On the morning of September 23, Beijing time, it was reported that the “litigation battle” between Tesla boss Elon Musk and Twitter took a new turn. Twitter previously paid a whistleblower $7.8 million in severance compensation, and a judge said Thursday that Musk could use problems with the severance package as part of his exit from Twitter’s $44 billion takeover deal a reason.
After Twitter sued Musk, Musk quickly countersued. On Thursday, Delaware Judge Kathaleen St. J. McCormick, who oversees the case, ruled that Musk could amend the counterclaim to add information about Twitter’s severance pay to whistleblower Peiter Zatko.
Musk alleges that Twitter paid Zatko his severance package without his approval, a move that violated the acquisition agreement signed by the two parties.
In July, Twitter took Musk to court, hoping the court would compel Musk to buy the company for $54.2 a share. The lawsuit will go to trial on October 17 for a five-day trial.
According to reports, the judge’s ruling is quite favorable for Musk’s side. The lawsuit battle has drawn public attention, and the court has issued a series of subpoenas, including one from Musk’s lawyers against Twitter co-founder and former CEO Jack Dorsey. Previously, Dorsey strongly supported Musk’s acquisition of Twitter.
“Whistleblower” Zatko previously served as Twitter’s head of information security. He recently reported many security issues within Twitter to the U.S. government. The number of accounts raised questions, but was ignored by management.
Zatko, who participated in a hearing before the U.S. Senate Judiciary Committee this month, said the cybersecurity issues within Twitter are so serious that they have even threatened U.S. national security.
In response to Zatko’s report, Twitter said the person had been fired earlier this year for performance issues. In addition, Zatko’s report on Twitter is full of “false descriptions” about the company, personal privacy protection and data security regimes, lacks important background information, and contains many inaccuracies and inconsistencies.
Twitter officials have yet to comment on the judge’s ruling on Thursday. Twitter’s lawyers did not object to Musk’s request to add Zatko’s severance package to the content of the counterclaim.
On Thursday, Judge McCormick said that Delaware law allows free modification of the indictment as long as it is a trial in favor of the lawsuit, as long as there is a factual basis.
Musk originally planned to buy Twitter for $44 billion, but later changed his mind. He believes that there are a large number of bot accounts and fake accounts among Twitter’s 230 million total users, but Twitter has not provided him with accurate information. Twitter countered that it was nothing more than an excuse for Musk, who is now starting to “regret” after signing the deal.
Earlier this month, Judge McCormick allowed Musk to amend the complaint to add the Twitter security issues Zatko mentioned, such as those about computer security, personal privacy protections and bot accounts.
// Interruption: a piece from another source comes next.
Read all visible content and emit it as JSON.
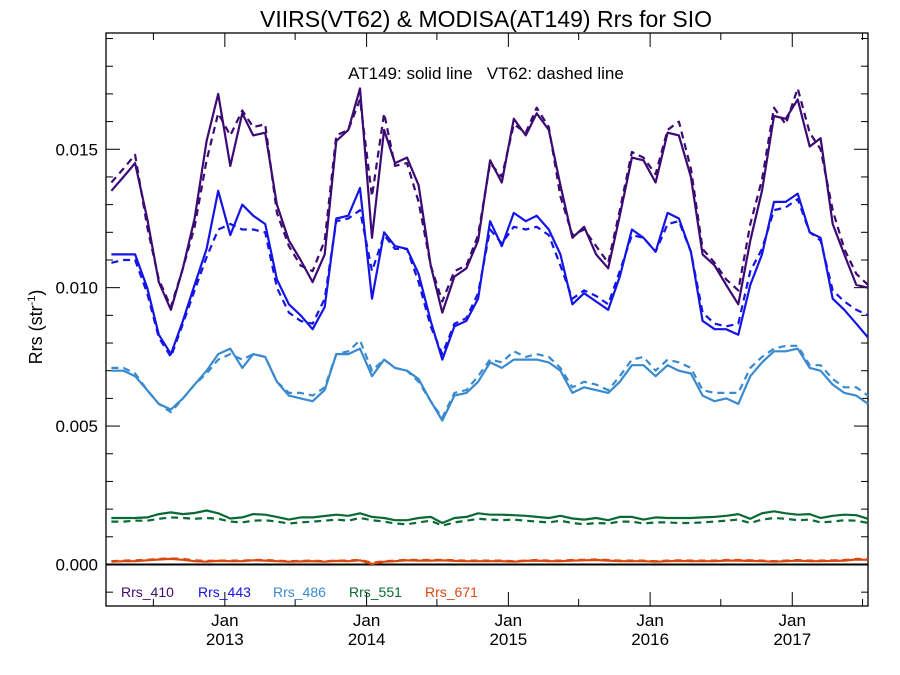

However, Musk had also hoped that the court would delay the trial so that more whistleblowers could be mined, but this request was not supported by the judge.
Zatko’s whistleblower was also mentioned at a Senate Judiciary Committee hearing on Tuesday. Federal Trade Commission (FTC) Chair Lena Khan said she was alarmed by Zatko’s report that Twitter had signed an agreement with the FTC in 2011 to strengthen the platform’s security and respect user privacy, but whether it By complying with this agreement, Twitter misled regulators.
Lena said some companies are taking the FTC’s order as advice, which is a serious problem, and now the FTC has a plan in place for tougher measures. She also said that the agreement signed by Twitter and the FTC in 2011 is already a legacy issue, and the FTC team is preparing to gradually abandon the agreement and develop a clearer regulatory system that defines the detailed boundaries of the company’s behavior.
Analyst Sheng said that Lena’s testimony before the U.S. Congress is not conducive to Musk, and Musk cannot use Twitter’s non-compliance with the security agreement with the FTC as a reason to cancel the acquisition agreement. The analyst said Lena’s rhetoric made it difficult for the presiding judge to say that “subsequent FTC penalties will be a material adverse effect on the acquisition agreement.”
In this case, Musk went to great lengths to emphasize that Twitter had not been transparent about bot accounts and fake accounts, and that Twitter also had cybersecurity chaos reported by Zatko, and that these issues were enough to be a “material adverse effect” of changing the acquisition agreement. Under Delaware law, Musk has the right to walk away from the deal.